Days and days of hard work and preparation went into the food served on my Dad’s dinner table on the floor. Being a mother of seven, for my Grandmother, was a full-time job. Food brought his family together, and everyone had a role in his busy household. Cooking skills have been shared; recipes have been sewn and unpicked and are still everchanging, now that my Dad has shared the family’s trade secrets with my siblings, and, one day, I will be able to call those recipes my own, too.
So, as I live my life and continue to sew new threads into my carpet for the generations to come, the rough patches and the bright, colourful and smooth ones will grow too. What I have realised is that without all those parts of the carpet, it would not hold the elaborate beauty, or the memories, or the generosity, honour and honesty, because the threads that are intertwined, creating that beauty, are what makes it my heritage.
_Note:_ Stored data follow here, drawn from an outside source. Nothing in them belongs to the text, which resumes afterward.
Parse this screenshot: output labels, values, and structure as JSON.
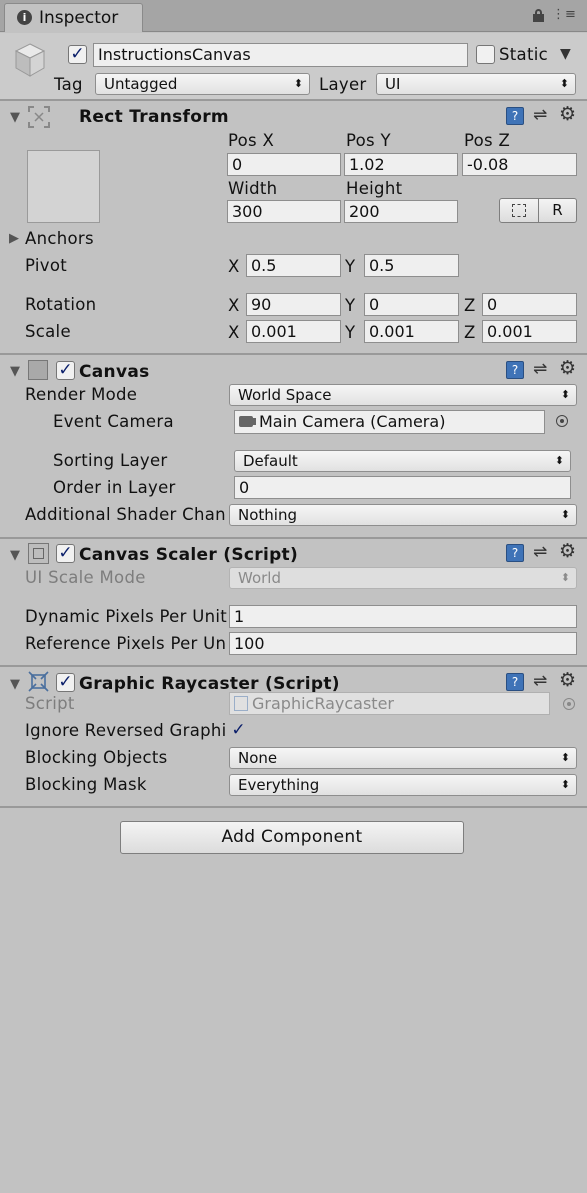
{
  "tab": {
    "title": "Inspector",
    "info_icon": "info-icon",
    "lock_icon": "lock-icon",
    "menu_icon": "menu-icon"
  },
  "gameobject": {
    "name": "InstructionsCanvas",
    "active": true,
    "static_label": "Static",
    "static_checked": false,
    "tag_label": "Tag",
    "tag_value": "Untagged",
    "layer_label": "Layer",
    "layer_value": "UI"
  },
  "rect_transform": {
    "title": "Rect Transform",
    "pos_x_label": "Pos X",
    "pos_y_label": "Pos Y",
    "pos_z_label": "Pos Z",
    "pos_x": "0",
    "pos_y": "1.02",
    "pos_z": "-0.08",
    "width_label": "Width",
    "height_label": "Height",
    "width": "300",
    "height": "200",
    "r_button": "R",
    "anchors_label": "Anchors",
    "pivot_label": "Pivot",
    "pivot_x": "0.5",
    "pivot_y": "0.5",
    "rotation_label": "Rotation",
    "rot_x": "90",
    "rot_y": "0",
    "rot_z": "0",
    "scale_label": "Scale",
    "scale_x": "0.001",
    "scale_y": "0.001",
    "scale_z": "0.001",
    "x": "X",
    "y": "Y",
    "z": "Z"
  },
  "canvas": {
    "title": "Canvas",
    "enabled": true,
    "render_mode_label": "Render Mode",
    "render_mode": "World Space",
    "event_camera_label": "Event Camera",
    "event_camera": "Main Camera (Camera)",
    "sorting_layer_label": "Sorting Layer",
    "sorting_layer": "Default",
    "order_label": "Order in Layer",
    "order": "0",
    "shader_label": "Additional Shader Chan",
    "shader_value": "Nothing"
  },
  "canvas_scaler": {
    "title": "Canvas Scaler (Script)",
    "enabled": true,
    "ui_scale_mode_label": "UI Scale Mode",
    "ui_scale_mode": "World",
    "dynamic_label": "Dynamic Pixels Per Unit",
    "dynamic_value": "1",
    "reference_label": "Reference Pixels Per Un",
    "reference_value": "100"
  },
  "graphic_raycaster": {
    "title": "Graphic Raycaster (Script)",
    "enabled": true,
    "script_label": "Script",
    "script_value": "GraphicRaycaster",
    "ignore_label": "Ignore Reversed Graphi",
    "ignore_checked": true,
    "blocking_objects_label": "Blocking Objects",
    "blocking_objects": "None",
    "blocking_mask_label": "Blocking Mask",
    "blocking_mask": "Everything"
  },
  "add_component_label": "Add Component"
}
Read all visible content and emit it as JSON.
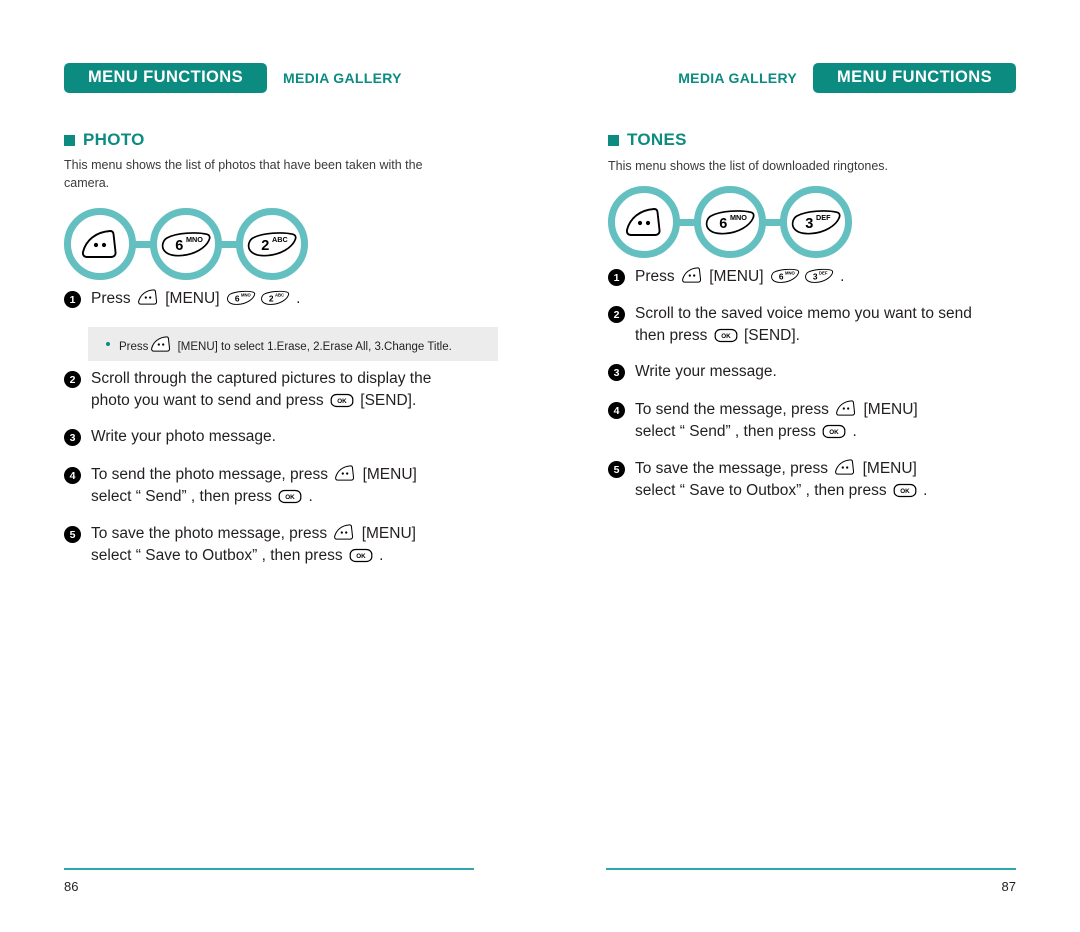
{
  "document": {
    "type": "mobile-phone-user-manual-spread"
  },
  "colors": {
    "teal_dark": "#0c8b81",
    "teal_light": "#63bfc0",
    "rule": "#2fa5ac",
    "note_bg": "#ececec",
    "text": "#231f20"
  },
  "left_page": {
    "header": {
      "tab_label": "MENU FUNCTIONS",
      "breadcrumb": "MEDIA GALLERY"
    },
    "section": {
      "title": "PHOTO",
      "intro": "This menu shows the list of photos that have been taken with the camera."
    },
    "keychain": [
      {
        "icon": "menu-key-icon",
        "label": "",
        "sub": ""
      },
      {
        "icon": "digit-key-icon",
        "label": "6",
        "sub": "MNO"
      },
      {
        "icon": "digit-key-icon",
        "label": "2",
        "sub": "ABC"
      }
    ],
    "steps": [
      {
        "num": "1",
        "lines": [
          [
            {
              "t": "text",
              "v": "Press "
            },
            {
              "t": "key-menu"
            },
            {
              "t": "text",
              "v": " [MENU] "
            },
            {
              "t": "key-digit",
              "v": "6",
              "sub": "MNO"
            },
            {
              "t": "key-digit",
              "v": "2",
              "sub": "ABC"
            },
            {
              "t": "text",
              "v": " ."
            }
          ]
        ]
      },
      {
        "num": "2",
        "lines": [
          [
            {
              "t": "text",
              "v": "Scroll through the captured pictures to display the"
            }
          ],
          [
            {
              "t": "text",
              "v": "photo you want to send and press "
            },
            {
              "t": "key-ok"
            },
            {
              "t": "text",
              "v": " [SEND]."
            }
          ]
        ]
      },
      {
        "num": "3",
        "lines": [
          [
            {
              "t": "text",
              "v": "Write your photo message."
            }
          ]
        ]
      },
      {
        "num": "4",
        "lines": [
          [
            {
              "t": "text",
              "v": "To send the photo message, press "
            },
            {
              "t": "key-menu"
            },
            {
              "t": "text",
              "v": " [MENU]"
            }
          ],
          [
            {
              "t": "text",
              "v": "select “ Send” , then press "
            },
            {
              "t": "key-ok"
            },
            {
              "t": "text",
              "v": " ."
            }
          ]
        ]
      },
      {
        "num": "5",
        "lines": [
          [
            {
              "t": "text",
              "v": "To save the photo message, press "
            },
            {
              "t": "key-menu"
            },
            {
              "t": "text",
              "v": " [MENU]"
            }
          ],
          [
            {
              "t": "text",
              "v": "select “ Save to Outbox” , then press "
            },
            {
              "t": "key-ok"
            },
            {
              "t": "text",
              "v": " ."
            }
          ]
        ]
      }
    ],
    "note": {
      "parts": [
        {
          "t": "text",
          "v": "Press"
        },
        {
          "t": "key-menu"
        },
        {
          "t": "text",
          "v": " [MENU] to select 1.Erase, 2.Erase All, 3.Change Title."
        }
      ]
    },
    "page_number": "86"
  },
  "right_page": {
    "header": {
      "tab_label": "MENU FUNCTIONS",
      "breadcrumb": "MEDIA GALLERY"
    },
    "section": {
      "title": "TONES",
      "intro": "This menu shows the list of downloaded ringtones."
    },
    "keychain": [
      {
        "icon": "menu-key-icon",
        "label": "",
        "sub": ""
      },
      {
        "icon": "digit-key-icon",
        "label": "6",
        "sub": "MNO"
      },
      {
        "icon": "digit-key-icon",
        "label": "3",
        "sub": "DEF"
      }
    ],
    "steps": [
      {
        "num": "1",
        "lines": [
          [
            {
              "t": "text",
              "v": "Press "
            },
            {
              "t": "key-menu"
            },
            {
              "t": "text",
              "v": " [MENU] "
            },
            {
              "t": "key-digit",
              "v": "6",
              "sub": "MNO"
            },
            {
              "t": "key-digit",
              "v": "3",
              "sub": "DEF"
            },
            {
              "t": "text",
              "v": " ."
            }
          ]
        ]
      },
      {
        "num": "2",
        "lines": [
          [
            {
              "t": "text",
              "v": "Scroll to the saved voice memo you want to send"
            }
          ],
          [
            {
              "t": "text",
              "v": "then press "
            },
            {
              "t": "key-ok"
            },
            {
              "t": "text",
              "v": " [SEND]."
            }
          ]
        ]
      },
      {
        "num": "3",
        "lines": [
          [
            {
              "t": "text",
              "v": "Write your message."
            }
          ]
        ]
      },
      {
        "num": "4",
        "lines": [
          [
            {
              "t": "text",
              "v": "To send the message, press "
            },
            {
              "t": "key-menu"
            },
            {
              "t": "text",
              "v": " [MENU]"
            }
          ],
          [
            {
              "t": "text",
              "v": "select “ Send” , then press "
            },
            {
              "t": "key-ok"
            },
            {
              "t": "text",
              "v": " ."
            }
          ]
        ]
      },
      {
        "num": "5",
        "lines": [
          [
            {
              "t": "text",
              "v": "To save the message, press "
            },
            {
              "t": "key-menu"
            },
            {
              "t": "text",
              "v": " [MENU]"
            }
          ],
          [
            {
              "t": "text",
              "v": "select “ Save to Outbox” , then press "
            },
            {
              "t": "key-ok"
            },
            {
              "t": "text",
              "v": " ."
            }
          ]
        ]
      }
    ],
    "page_number": "87"
  }
}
- RUNNER UP: Brianna Wallace Sousa (10M)
Festa Junina
The breeze of the warm summer air brushed against my skin, the fields of grass shook from side to side and the birds flew past me, screeching at the sounds of the bustling crowds of citizens in the nearby town a few minutes away from the barn. The two fields were separated by a stream that flowed down the valley and into the plaza of the town. One side of the field had a small house with a large cattle farm connected to the back door and the field I lived on had a large barn and a cottage leading to the side of it. I never really noticed the other property as I was always busy feeding the livestock and helping mother with younger brother’s medicine. It was only that day I noticed it.
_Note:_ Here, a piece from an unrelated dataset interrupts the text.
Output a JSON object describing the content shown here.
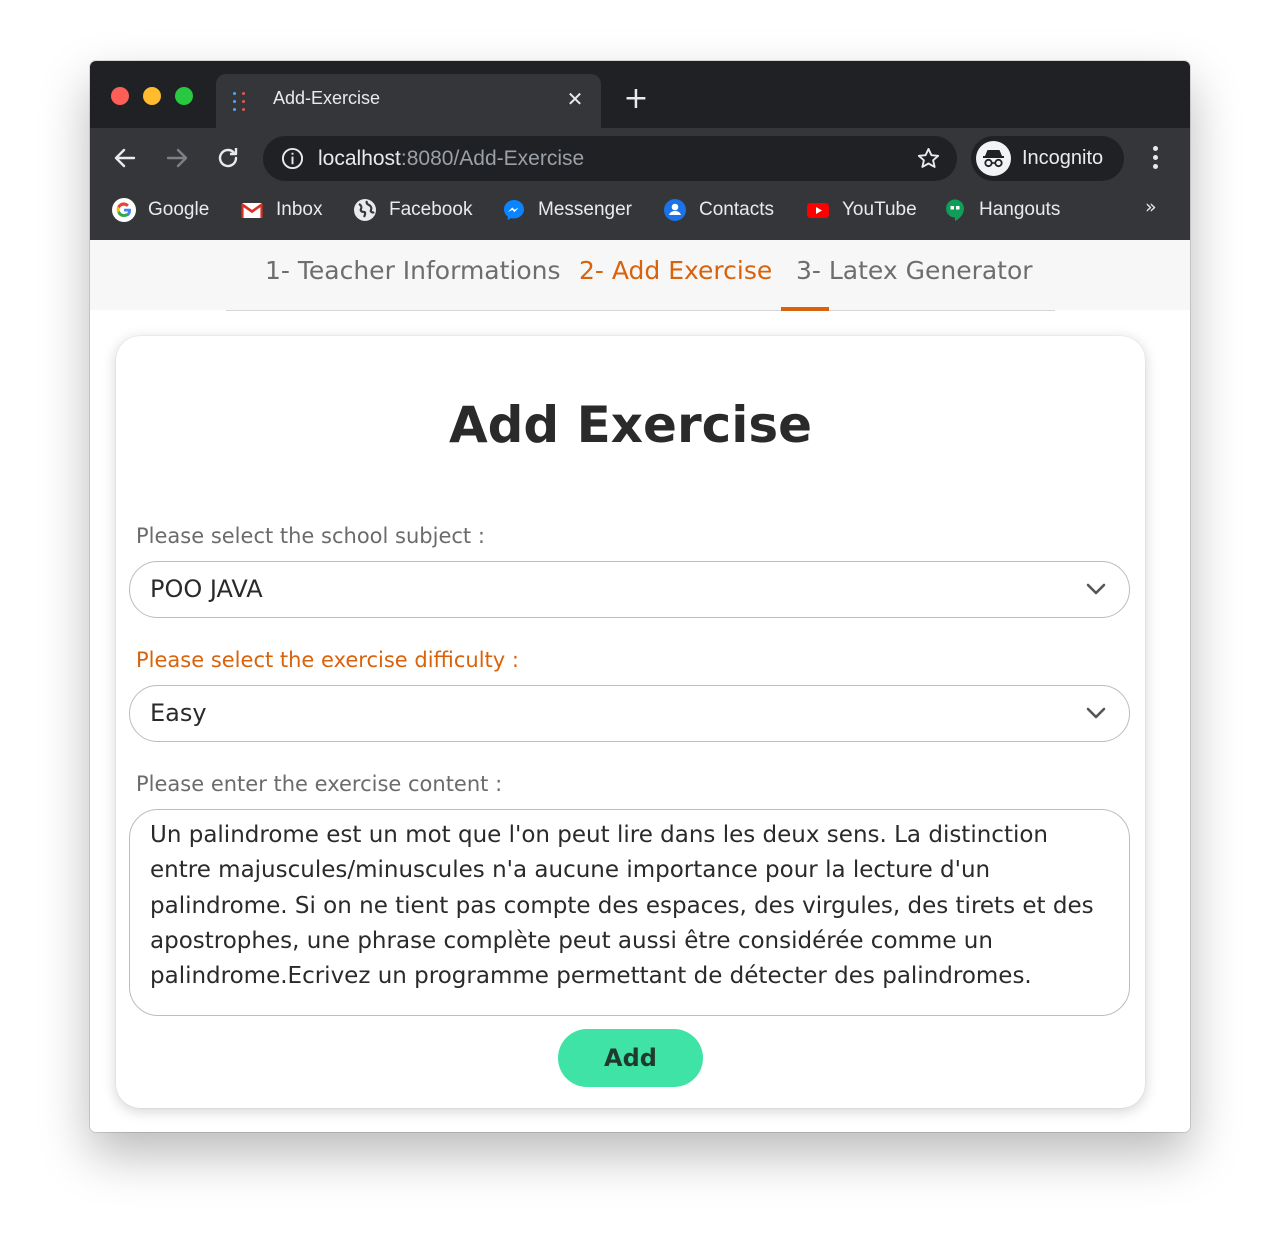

It was the festival of the saints and I prepared baskets of offerings and sweet fruit wrapped in a cloth soaked in water and lavender. I kept the few silver coins in my pouch along with brother’s medicine. Mother said to always be on guard when going to the plaza, and for my brother’s health to be of top priority. When we reached the plaza, the marble stone brick paths were covered in patterns of floral decorations. Red and purple clothes were hung from the windows of the townspeople and large lanterns with ancient symbols splatted from blue ink were placed carefully on each lamp post every house or so. The drums and musical instruments began to play and citizens joined towards the centre to dance and celebrate. Younger brother ran off to play with his friends and I stood there, grasping onto my pouch tightly and the baskets guarded by my feet.
At that moment a boy a few years older grabbed my hand and dragged me to the centre, whom I’d never seen before. Time stopped and the strings of the guitars played gently as he guided the movement of my terrible rhythm to the beat of the music. I had never felt such grace and joy. He smiled and snatched the ribbon out of my pouch. Suddenly I came back to my senses and snarled at him, grasping onto the handles of my pouch. He nodded and took his hand out, with the ribbon, pointing towards the silk hair that brushed against my back. I allowed him, with caution. Closing my eyes that grace I had felt before travelled through my body, sending chills up my skin. The boy tapped my shoulder and when I opened my eyes the once flowing hair had been platted with the petals of the floral decoration and tied off with my ribbon.
That was the first day I met your father” said my mother as she rocked in her hammock, knitting the sweater she never managed to finish after all these years.